Education Principles of Waldorf / Steiner Kindergartens
Waldorf based programs may differ according to geography, culture, group size, age-range, and individual teaching approach. Granting these differences, Waldorf programs share certain fundamental characteristics:
- Loving interest in and acceptance of each child.
- Opportunities for self-initiated play with simple play materials as the essential activity for young children. This is the young child’s work and makes it possible for them to digest and understand their experiences.
- Awareness that young children learn through imitation, through the experience of diverse sensory impressions, and through movement. Their natural inclination is to actively explore their physical and social environment. The surroundings offer limits, structure and protection, as well as the possibility to take risks and meet challenges.
- A focus on real rather than virtual experiences to support the child in forming a healthy relationship to the world.
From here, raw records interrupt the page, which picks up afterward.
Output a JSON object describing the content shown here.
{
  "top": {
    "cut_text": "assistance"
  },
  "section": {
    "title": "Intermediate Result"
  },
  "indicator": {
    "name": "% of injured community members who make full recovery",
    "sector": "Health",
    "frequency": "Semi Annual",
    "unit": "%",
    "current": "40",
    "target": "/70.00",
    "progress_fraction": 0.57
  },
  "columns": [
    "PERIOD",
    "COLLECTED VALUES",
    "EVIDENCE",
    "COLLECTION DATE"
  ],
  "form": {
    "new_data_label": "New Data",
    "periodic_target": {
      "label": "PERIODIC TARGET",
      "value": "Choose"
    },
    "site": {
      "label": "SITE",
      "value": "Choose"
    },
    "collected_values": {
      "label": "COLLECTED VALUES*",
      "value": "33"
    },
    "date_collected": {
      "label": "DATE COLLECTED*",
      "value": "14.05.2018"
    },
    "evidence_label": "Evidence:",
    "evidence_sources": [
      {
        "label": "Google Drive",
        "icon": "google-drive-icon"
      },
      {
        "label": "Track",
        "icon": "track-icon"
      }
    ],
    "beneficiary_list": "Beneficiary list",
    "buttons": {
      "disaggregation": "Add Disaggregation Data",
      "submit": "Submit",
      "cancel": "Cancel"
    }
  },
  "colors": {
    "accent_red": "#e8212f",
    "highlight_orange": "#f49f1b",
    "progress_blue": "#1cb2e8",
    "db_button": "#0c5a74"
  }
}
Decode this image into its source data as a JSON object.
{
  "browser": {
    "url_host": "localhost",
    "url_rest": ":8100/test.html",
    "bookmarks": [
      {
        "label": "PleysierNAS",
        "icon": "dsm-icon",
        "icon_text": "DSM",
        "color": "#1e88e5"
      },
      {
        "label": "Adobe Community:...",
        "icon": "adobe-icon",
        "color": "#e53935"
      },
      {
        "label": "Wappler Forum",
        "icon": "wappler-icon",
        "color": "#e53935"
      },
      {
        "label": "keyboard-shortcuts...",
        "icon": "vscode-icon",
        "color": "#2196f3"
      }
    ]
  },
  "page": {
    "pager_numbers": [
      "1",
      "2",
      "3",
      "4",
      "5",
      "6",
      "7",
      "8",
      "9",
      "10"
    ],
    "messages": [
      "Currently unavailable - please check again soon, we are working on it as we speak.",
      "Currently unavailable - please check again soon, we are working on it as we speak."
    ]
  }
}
- Artistic activities such as storytelling, music, drawing and painting, rhythmic games, and modelling that foster the healthy development of imagination and creativity.
- Meaningful practical work such as cooking, baking, gardening, handwork and domestic activity that provide opportunities to develop unfolding human capacities. Here the emphasis is on the processes of life rather than on learning outcomes.
- Predictable rhythms through the day, week and year that provide security and a sense of the interrelationships and wholeness of life. Seasonal and other festivals are celebrated according to the cultural and geographical surroundings.